Today’s state of urban poverty largely reflects a “hypersegregated” city environment. Many of the poor, especially black Americans, are living in slums and very poor neighborhoods where the opportunities for jobs and a good education are much reduced. The readings of “Housing Discrimination” and “Urban Poverty” do not only highlight these problems but present some significant suggestions for improvement. I believe that the suggestions should be applied on a multi-generational level, so that both parents and children can be simultaneously rescued from the gloomy existence of urban poverty and housing discrimination.

First, we must work on desegregating these urban poor or slum communities. The HUD’s new fair-housing law is a step in the right direction. Government- sponsored housing should not just be in poor urban areas where educational opportunities are significantly less available.

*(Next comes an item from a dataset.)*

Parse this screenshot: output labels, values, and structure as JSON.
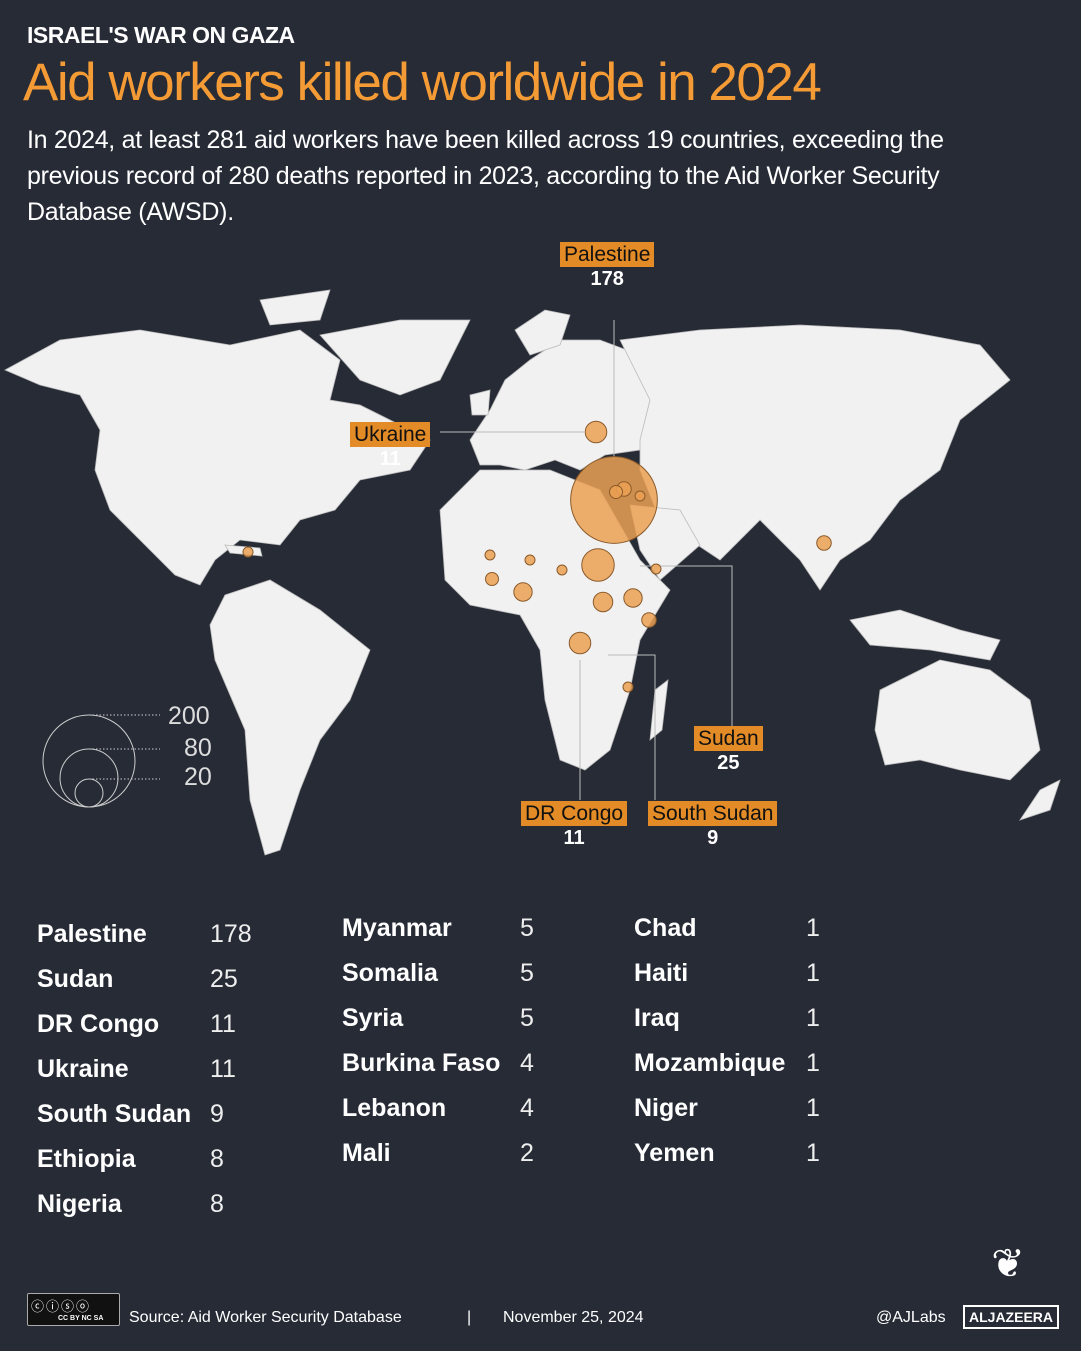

Housing for the poor should be situated in middle-class and upper class- neighborhoods as well, so that children of poor households can experience great schools, educational programs, and libraries that may serve as catalysts to enable poor students to get off the vicious cycle of poverty and be informed and trained for  the great world of opportunities that exist. The way of the future is by working on the children, so that they are given a chance to succeed.

The other approach towards ending the spiraling state of urban poverty and housing is to help the parents pay for their overwhelming expenses. In addition to giving them the opportunity to live in nicer environments, parents should be paid more for the hard work they do, have consistent jobs that enable stables lives, and be given extra rewards for extra time on the job. These conditions can be met by programs that are currently in the process of being revamped and improved. These programs will seek to increase the minimum wage, change the rules of and guarantee overtime to all workers, and necessitate that all employees guarantee scheduling of regular job hours.

The government should play a bigger role in helping to provide for these services. It should also work with private industry, by creating monetary or tax incentives for the private sector to help create changes for the impoverished in society. It is incumbent upon all of us to improve the lives of the urban poor by extricating them from poverty and providing them with better housing. In so doing, we will be giving them what all of us have rights to: “Life, Liberty, and the pursuit of Happiness.”